White wrote his essay during a heat wave. New York City is tough when the humidity creeps in. The tunnels are a lesson in patience; waiting for that blessed AC car door to open taking you to untold places within the city that most of our ancestors first saw in the late 19th/early 20th century. No AC then. "...strangers who have pulled up stakes somewhere and come to town, seeking sanctuary or fulfillment or some greater or lesser grail. The capacity to make such dubious gifts is a mysterious quality of New York. It can destroy an individual or it can fulfill him, depending a good deal on luck."

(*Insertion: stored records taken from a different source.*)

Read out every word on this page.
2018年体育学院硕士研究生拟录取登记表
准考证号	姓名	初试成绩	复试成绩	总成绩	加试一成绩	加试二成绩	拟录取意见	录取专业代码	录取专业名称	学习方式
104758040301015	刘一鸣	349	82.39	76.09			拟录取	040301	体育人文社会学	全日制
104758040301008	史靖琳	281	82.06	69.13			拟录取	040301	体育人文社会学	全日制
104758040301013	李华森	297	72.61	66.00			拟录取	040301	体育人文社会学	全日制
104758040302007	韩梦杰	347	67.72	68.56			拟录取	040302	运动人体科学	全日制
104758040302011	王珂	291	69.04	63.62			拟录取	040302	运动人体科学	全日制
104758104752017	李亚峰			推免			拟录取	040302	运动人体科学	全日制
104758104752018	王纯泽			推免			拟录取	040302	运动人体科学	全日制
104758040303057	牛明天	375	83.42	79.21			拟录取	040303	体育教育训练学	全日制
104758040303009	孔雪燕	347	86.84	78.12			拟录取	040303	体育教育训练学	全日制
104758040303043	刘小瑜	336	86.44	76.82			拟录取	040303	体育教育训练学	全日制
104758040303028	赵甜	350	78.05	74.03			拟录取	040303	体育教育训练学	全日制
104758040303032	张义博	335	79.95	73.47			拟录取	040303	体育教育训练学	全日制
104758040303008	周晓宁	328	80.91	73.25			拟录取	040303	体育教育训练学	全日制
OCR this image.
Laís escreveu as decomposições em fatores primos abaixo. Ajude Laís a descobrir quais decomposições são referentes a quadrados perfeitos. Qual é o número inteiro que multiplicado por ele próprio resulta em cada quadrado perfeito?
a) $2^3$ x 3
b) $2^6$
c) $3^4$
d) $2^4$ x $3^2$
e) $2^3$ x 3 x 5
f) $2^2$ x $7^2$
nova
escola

Since there has been a lot of press about this place and we are always on the grail trail for pizza, our first stop was Kesté. It's a little cramped, though we barely beat the lunch rush. The mammoth authentic Associazione Pizzaiuoli Napoletani oven looks like a mosque's roof. The tiny tiles glitter in the light. Firstly, the dough is very good. Thin at the center and thickly puffed around the edges with just the right amount of char. Chewy, but, but...not crispy enough for us. The chewy/crispy ratio is very important. We had the Regina Margherita. The toppings are of high quality and sparingly used. Would I return? No, but I would recommend it to you for a try. It might be your type of pizza.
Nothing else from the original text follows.